Jake turned over tables, looking everywhere. Then it hit him. She’d want an explosive in the ventilation passageway. An explosion there would create a pressure wave that pushed inward, sealing in the roiling heat and pressure from the other two bombs. The three explosions together would turn the bunker into a high-pressure, high-temperature inferno, incinerating everything inside.

There was only one problem. He hadn’t seen a bomb in the vent passageway.

Five seconds. Four…

Jake ran to the HEPA filter on the floor. He ripped off the back panel.

Three.

Two.

There it was. Jake grabbed it, did a hook shot with the bomb into the vent chamber, and dove behind a table.

DYLAN HEARD THE BLAST AS HE COWERED IN THE CORNER.

His whole body was shaking. He wanted more than anything to cry out, to scream and holler and draw the attention of someone. Anyone. But his mother was tied up and drugged. Jake? He didn’t know about Jake. He prayed that Jake was out there, but he knew that he wasn’t. Jake would be calling his name. The only person who would be searching for him without calling his name would be the woman. Orchid.

There it was again. Footsteps outside.

He looked at the cylinder in his hands. He had to get rid of it. Jake had trusted him. He tried to figure out what Jake would want him to do.

Why hadn’t he thrown it in the bushes? There was nowhere to hide it here. If she found him, she would get it.

Dripping water. He heard dripping water. Where did it go?

He thought of the other bunker. It had a drain in the floor, in the middle of the room. Maybe this one did, too.

He crawled on his hands and knees in the direction he thought was the center of the bunker.

What could he do? Swallow the cylinder? No. If she knew what he’d done, she could… The thought made Dylan shudder. Then how?

Then Dylan realized he didn’t have to keep the cylinder from her. The dangerous stuff was inside. What if he emptied it out? Gave her an empty cylinder? How would she know?

He tried to twist it open, felt the threads give. The rectangle of light at the door to the bunker flickered. Be brave, Dylan, he told himself.

The shadows at the door shifted. Orchid was out there. He rapidly unscrewed the cylinder. Turned it upside down over the grating to dump the contents.

What?

He was pretty sure nothing came out. He took half of it, tapped it on the floor. Nothing.

The other half dinked onto the concrete and rolled away.

Was it empty? Could the cylinder already be empty? Why would Pop-pop hide an empty cylinder?

Surface tension. Pop-pop had taught him how bugs could slide along the surface of the water, held up by surface tension. He also told him how hard it was to get liquids out of small spaces in rocks, for the same reason. He’d demonstrated with a thin little straw, about the same size as the cylinder. You get water inside, you couldn’t get it out by shaking.

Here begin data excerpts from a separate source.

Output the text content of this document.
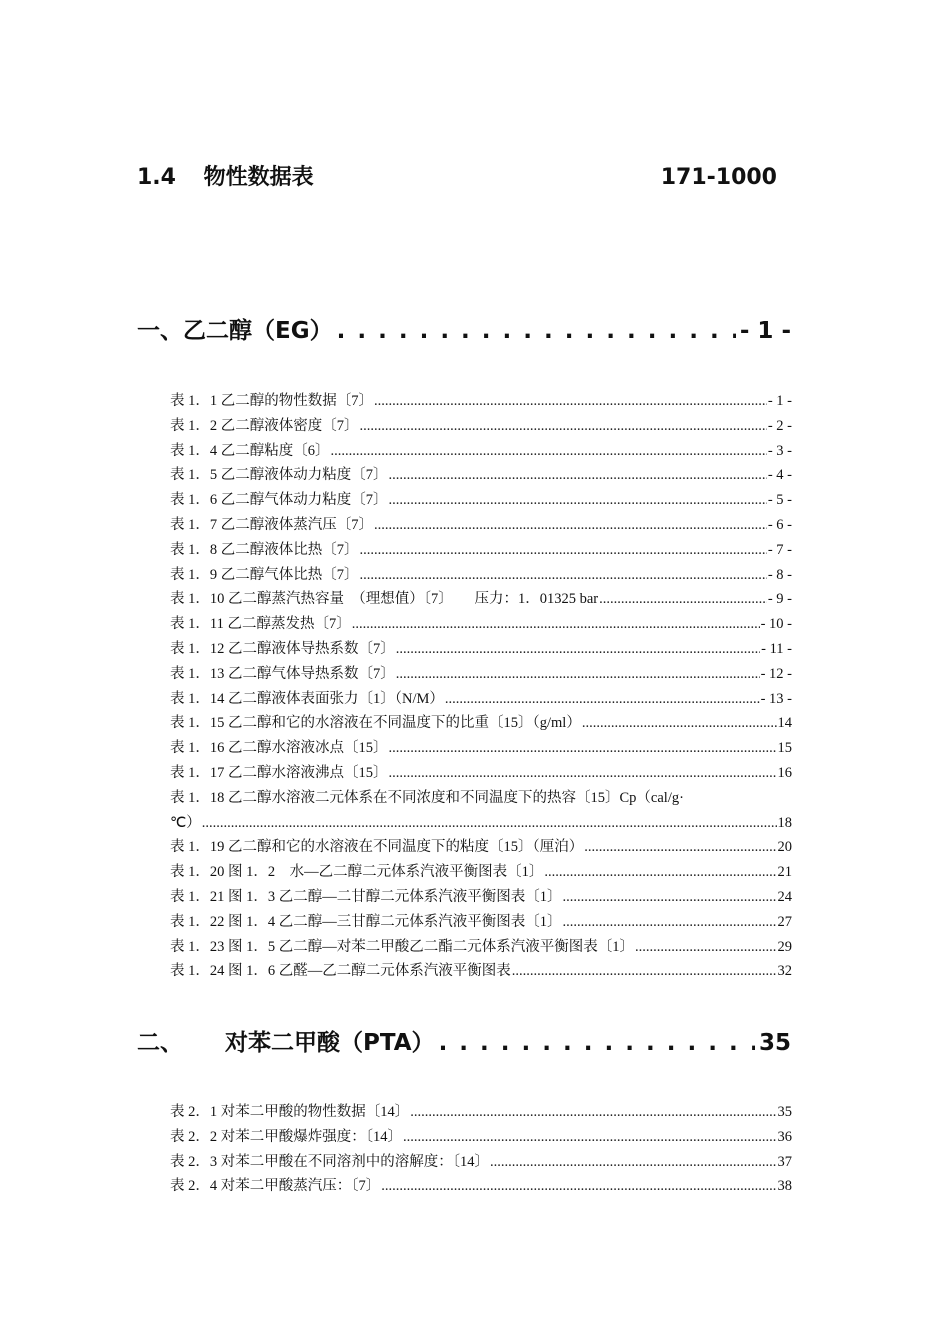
1.4 物性数据表	171-1000
一、乙二醇（EG） . . .	- 1 -
表 1．1 乙二醇的物性数据〔7〕 .....	- 1 -
表 1．2 乙二醇液体密度〔7〕 .....	- 2 -
表 1．4 乙二醇粘度〔6〕 .....	- 3 -
表 1．5 乙二醇液体动力粘度〔7〕 .....	- 4 -
表 1．6 乙二醇气体动力粘度〔7〕 .....	- 5 -
表 1．7 乙二醇液体蒸汽压〔7〕 .....	- 6 -
表 1．8 乙二醇液体比热〔7〕 .....	- 7 -
表 1．9 乙二醇气体比热〔7〕 .....	- 8 -
表 1．10 乙二醇蒸汽热容量　（理想值）〔7〕　　压力：1．01325 bar .....	- 9 -
表 1．11 乙二醇蒸发热〔7〕 .....	- 10 -
表 1．12 乙二醇液体导热系数〔7〕 .....	- 11 -
表 1．13 乙二醇气体导热系数〔7〕 .....	- 12 -
表 1．14 乙二醇液体表面张力〔1〕（N/M） .....	- 13 -
表 1．15 乙二醇和它的水溶液在不同温度下的比重〔15〕（g/ml） .....	14
表 1．16 乙二醇水溶液冰点〔15〕 .....	15
表 1．17 乙二醇水溶液沸点〔15〕 .....	16
表 1．18 乙二醇水溶液二元体系在不同浓度和不同温度下的热容〔15〕Cp（cal/g·
℃） .....	18
表 1．19 乙二醇和它的水溶液在不同温度下的粘度〔15〕（厘泊） .....	20
表 1．20 图 1．2　水—乙二醇二元体系汽液平衡图表〔1〕 .....	21
表 1．21 图 1．3 乙二醇—二甘醇二元体系汽液平衡图表〔1〕 .....	24
表 1．22 图 1．4 乙二醇—三甘醇二元体系汽液平衡图表〔1〕 .....	27
表 1．23 图 1．5 乙二醇—对苯二甲酸乙二酯二元体系汽液平衡图表〔1〕 .....	29
表 1．24 图 1．6 乙醛—乙二醇二元体系汽液平衡图表 .....	32
二、 对苯二甲酸（PTA） . . .	35
表 2．1 对苯二甲酸的物性数据〔14〕 .....	35
表 2．2 对苯二甲酸爆炸强度：〔14〕 .....	36
表 2．3 对苯二甲酸在不同溶剂中的溶解度：〔14〕 .....	37
表 2．4 对苯二甲酸蒸汽压：〔7〕 .....	38
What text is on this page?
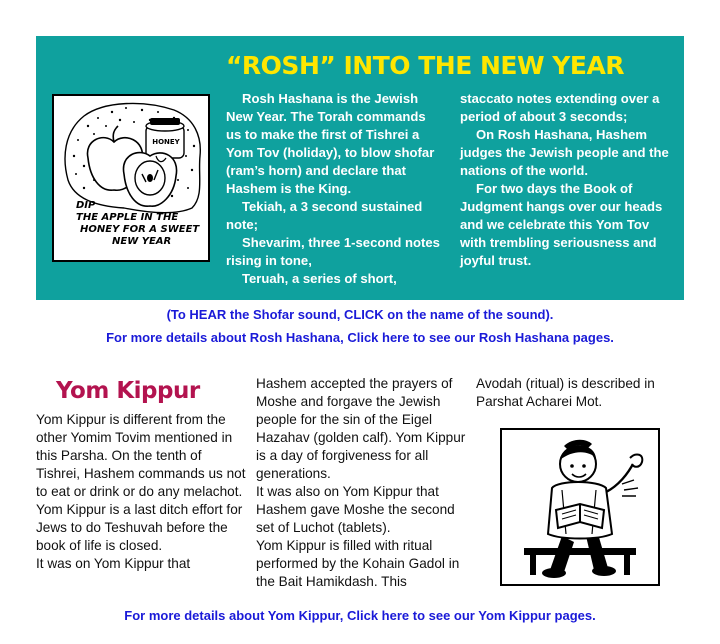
“ROSH” INTO THE NEW YEAR
DIP
THE APPLE IN THE
HONEY FOR A SWEET
NEW YEAR
HONEY

Rosh Hashana is the Jewish New Year. The Torah commands us to make the first of Tishrei a Yom Tov (holiday), to blow shofar (ram’s horn) and declare that Hashem is the King.

Tekiah, a 3 second sustained note;

Shevarim, three 1-second notes rising in tone,

Teruah, a series of short,

staccato notes extending over a period of about 3 seconds;

On Rosh Hashana, Hashem judges the Jewish people and the nations of the world.

For two days the Book of Judgment hangs over our heads and we celebrate this Yom Tov with trembling seriousness and joyful trust.

(To HEAR the Shofar sound, CLICK on the name of the sound).
For more details about Rosh Hashana, Click here to see our Rosh Hashana pages.
Yom Kippur

Yom Kippur is different from the other Yomim Tovim mentioned in this Parsha. On the tenth of Tishrei, Hashem commands us not to eat or drink or do any melachot.

Yom Kippur is a last ditch effort for Jews to do Teshuvah before the book of life is closed.

It was on Yom Kippur that

Hashem accepted the prayers of Moshe and forgave the Jewish people for the sin of the Eigel Hazahav (golden calf). Yom Kippur is a day of forgiveness for all generations.

It was also on Yom Kippur that Hashem gave Moshe the second set of Luchot (tablets).

Yom Kippur is filled with ritual performed by the Kohain Gadol in the Bait Hamikdash. This

Avodah (ritual) is described in Parshat Acharei Mot.

For more details about Yom Kippur, Click here to see our Yom Kippur pages.
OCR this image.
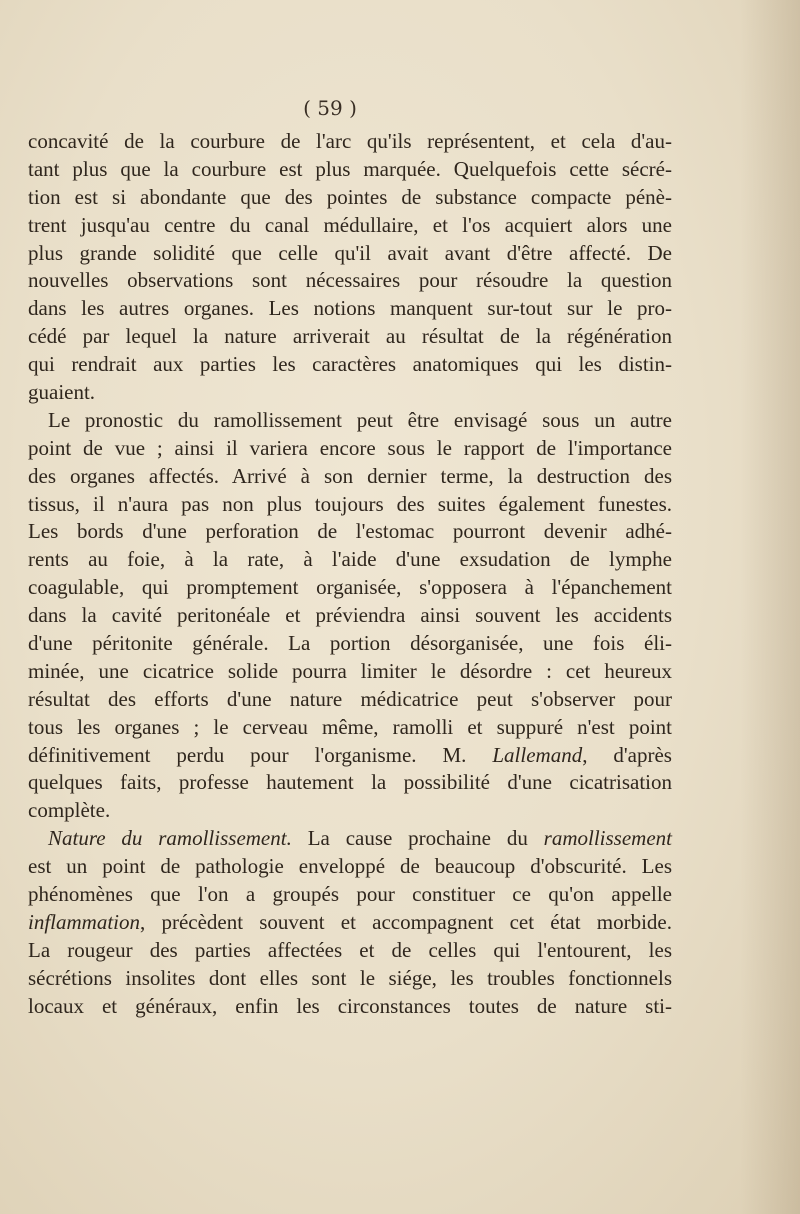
( 59 )
concavité de la courbure de l'arc qu'ils représentent, et cela d'au-
tant plus que la courbure est plus marquée. Quelquefois cette sécré-
tion est si abondante que des pointes de substance compacte pénè-
trent jusqu'au centre du canal médullaire, et l'os acquiert alors une
plus grande solidité que celle qu'il avait avant d'être affecté. De
nouvelles observations sont nécessaires pour résoudre la question
dans les autres organes. Les notions manquent sur-tout sur le pro-
cédé par lequel la nature arriverait au résultat de la régénération
qui rendrait aux parties les caractères anatomiques qui les distin-
guaient.
Le pronostic du ramollissement peut être envisagé sous un autre
point de vue ; ainsi il variera encore sous le rapport de l'importance
des organes affectés. Arrivé à son dernier terme, la destruction des
tissus, il n'aura pas non plus toujours des suites également funestes.
Les bords d'une perforation de l'estomac pourront devenir adhé-
rents au foie, à la rate, à l'aide d'une exsudation de lymphe
coagulable, qui promptement organisée, s'opposera à l'épanchement
dans la cavité peritonéale et préviendra ainsi souvent les accidents
d'une péritonite générale. La portion désorganisée, une fois éli-
minée, une cicatrice solide pourra limiter le désordre : cet heureux
résultat des efforts d'une nature médicatrice peut s'observer pour
tous les organes ; le cerveau même, ramolli et suppuré n'est point
définitivement perdu pour l'organisme. M. Lallemand, d'après
quelques faits, professe hautement la possibilité d'une cicatrisation
complète.
Nature du ramollissement. La cause prochaine du ramollissement
est un point de pathologie enveloppé de beaucoup d'obscurité. Les
phénomènes que l'on a groupés pour constituer ce qu'on appelle
inflammation, précèdent souvent et accompagnent cet état morbide.
La rougeur des parties affectées et de celles qui l'entourent, les
sécrétions insolites dont elles sont le siége, les troubles fonctionnels
locaux et généraux, enfin les circonstances toutes de nature sti-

There was only one way to get it out. Negative pressure.

Suck it out.

Be brave.

Dylan saw Orchid’s shadow in the doorway. “Don’t move,” she said.

Dylan placed the half-cylinder to his lips and sucked on it. The liquid hit his mouth, salty. He spit it out. Into the drain, spitting and spitting, trying to get it all out.

He was shaking, scared to death. He looked around him. Where was the other half of the cylinder?

WHEN JAKE CAME TO, HE COULDN’T HEAR A THING.

The blast had left him dazed, ears ringing, with a brutal aching in his skull. He tried speaking, but his voice sounded muffled, barely audible.

But he was alive.

He coughed, tried to stand. The air was searing hot, the chamber full of smoke. He couldn’t see anything, couldn’t breathe without his lungs burning. He found the ventilation shaft, grabbed it and pulled himself into it, his hands burning from the heat. Unable to breathe, he crawled forward, then pushed out the remnants of the grating and fell out headfirst, dropping ten feet to the earth like a bag of rocks.

The first gulp of air was the sweetest he’d ever tasted.